Having four-plus seasons of this show under its belt is also a built-in advantage. The Smith family are no strangers to being confronted with themselves, so “Mortiplicity” actually ends up benefiting from everyone just going with the premise that people who look like them are bent on their destruction (and that the objective is mutual). With the time that saves, the episode can make room for little treats like the bucket list conversation (on behalf of everyone else who shares your wish, Jerry, we see you and you are loved) and the montage of Decoys all discovering their non-human parts. (Correct me if I’m wrong, but how has it taken this long for a Rick to operate on his own brain?)

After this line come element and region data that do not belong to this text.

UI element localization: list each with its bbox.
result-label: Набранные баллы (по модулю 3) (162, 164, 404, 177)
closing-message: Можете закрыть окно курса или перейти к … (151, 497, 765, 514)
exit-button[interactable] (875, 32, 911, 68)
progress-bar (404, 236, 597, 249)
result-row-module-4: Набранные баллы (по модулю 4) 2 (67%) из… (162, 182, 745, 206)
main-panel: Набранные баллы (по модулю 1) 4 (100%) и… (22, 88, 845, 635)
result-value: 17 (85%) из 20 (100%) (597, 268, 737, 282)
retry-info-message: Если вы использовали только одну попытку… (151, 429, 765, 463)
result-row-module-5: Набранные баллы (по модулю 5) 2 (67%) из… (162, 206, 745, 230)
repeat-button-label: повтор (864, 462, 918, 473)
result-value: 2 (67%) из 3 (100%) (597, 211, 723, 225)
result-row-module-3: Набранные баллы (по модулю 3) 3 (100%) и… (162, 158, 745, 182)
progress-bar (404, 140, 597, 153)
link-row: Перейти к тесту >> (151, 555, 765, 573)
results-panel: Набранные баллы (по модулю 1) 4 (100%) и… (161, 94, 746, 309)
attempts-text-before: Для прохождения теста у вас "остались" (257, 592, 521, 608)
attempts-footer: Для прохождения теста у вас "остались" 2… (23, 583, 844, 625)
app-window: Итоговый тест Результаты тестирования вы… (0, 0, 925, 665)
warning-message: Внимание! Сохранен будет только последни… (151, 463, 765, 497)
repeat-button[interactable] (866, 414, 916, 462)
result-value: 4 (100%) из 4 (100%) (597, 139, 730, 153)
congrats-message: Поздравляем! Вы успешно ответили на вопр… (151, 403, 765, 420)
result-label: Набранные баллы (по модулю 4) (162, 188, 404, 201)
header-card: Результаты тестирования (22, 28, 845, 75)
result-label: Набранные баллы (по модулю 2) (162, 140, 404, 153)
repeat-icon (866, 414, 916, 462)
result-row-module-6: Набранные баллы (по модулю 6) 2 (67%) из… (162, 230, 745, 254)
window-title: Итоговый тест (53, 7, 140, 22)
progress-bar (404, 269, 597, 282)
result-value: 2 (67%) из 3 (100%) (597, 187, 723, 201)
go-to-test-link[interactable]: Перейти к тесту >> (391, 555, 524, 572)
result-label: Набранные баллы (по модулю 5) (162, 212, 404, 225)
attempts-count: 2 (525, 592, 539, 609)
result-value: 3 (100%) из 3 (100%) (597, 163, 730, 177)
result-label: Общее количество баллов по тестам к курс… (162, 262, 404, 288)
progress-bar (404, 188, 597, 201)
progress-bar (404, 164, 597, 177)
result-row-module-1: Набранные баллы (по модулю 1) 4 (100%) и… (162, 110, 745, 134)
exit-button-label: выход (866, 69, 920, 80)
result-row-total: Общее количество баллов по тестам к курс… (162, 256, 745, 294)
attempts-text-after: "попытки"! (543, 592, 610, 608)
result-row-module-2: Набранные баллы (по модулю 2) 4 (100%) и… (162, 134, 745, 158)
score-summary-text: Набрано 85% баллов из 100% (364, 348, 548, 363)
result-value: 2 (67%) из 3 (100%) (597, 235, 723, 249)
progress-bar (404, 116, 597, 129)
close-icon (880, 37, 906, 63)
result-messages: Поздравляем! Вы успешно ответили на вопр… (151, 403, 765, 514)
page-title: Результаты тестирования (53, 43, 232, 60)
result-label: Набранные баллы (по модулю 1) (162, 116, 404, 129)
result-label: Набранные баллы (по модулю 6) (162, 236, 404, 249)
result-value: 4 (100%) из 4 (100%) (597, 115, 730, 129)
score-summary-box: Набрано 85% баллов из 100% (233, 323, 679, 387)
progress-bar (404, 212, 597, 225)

The skill demonstrated here isn’t just in the written setups and payoffs, but in Lucas Gray’s direction, too. The execution of the Giant Blue Geodesic Hologram Rick (assuming that’s what the name of the inevitable Funko Pop is going to be) is as much of a delight as the Leatherface Rick’s skin lair is horrifying. (Seriously, between this and that one “Hannibal” episode, we’re good on “demented torturers slowly separating people from their own flesh” plotlines for another decade or so.) The one-two punch of the Sesame Street Smiths’ existence and the reveal that they’re giant mascot suits as part of a ploy to be too cute to be annihilated is about the point when “Mortiplicity” proves that it’s about to sustain its high-concept balancing act for the entire runtime.
There’s even a Keith David cameo! That’s like having a tiny, perfectly portioned dessert after a hearty meal. Not only that, but no other detail goes unwasted. You could make the argument that Mr. Always Want to Be Hunted is a Mr. Poopybutthole decoy of his own — if you’re gonna steal, steal from the best — but how was the show going to introduce a character like that and not pay off the name? The pairing of him and the episode’s first joke (“We’re gonna kill God”) is the most thrilling kind of opening to a story: one that tells you everything that’s about to unfold before you even realize it.
“Rick and Morty” airs Sunday nights at 11:30 p.m. ET on Adult Swim.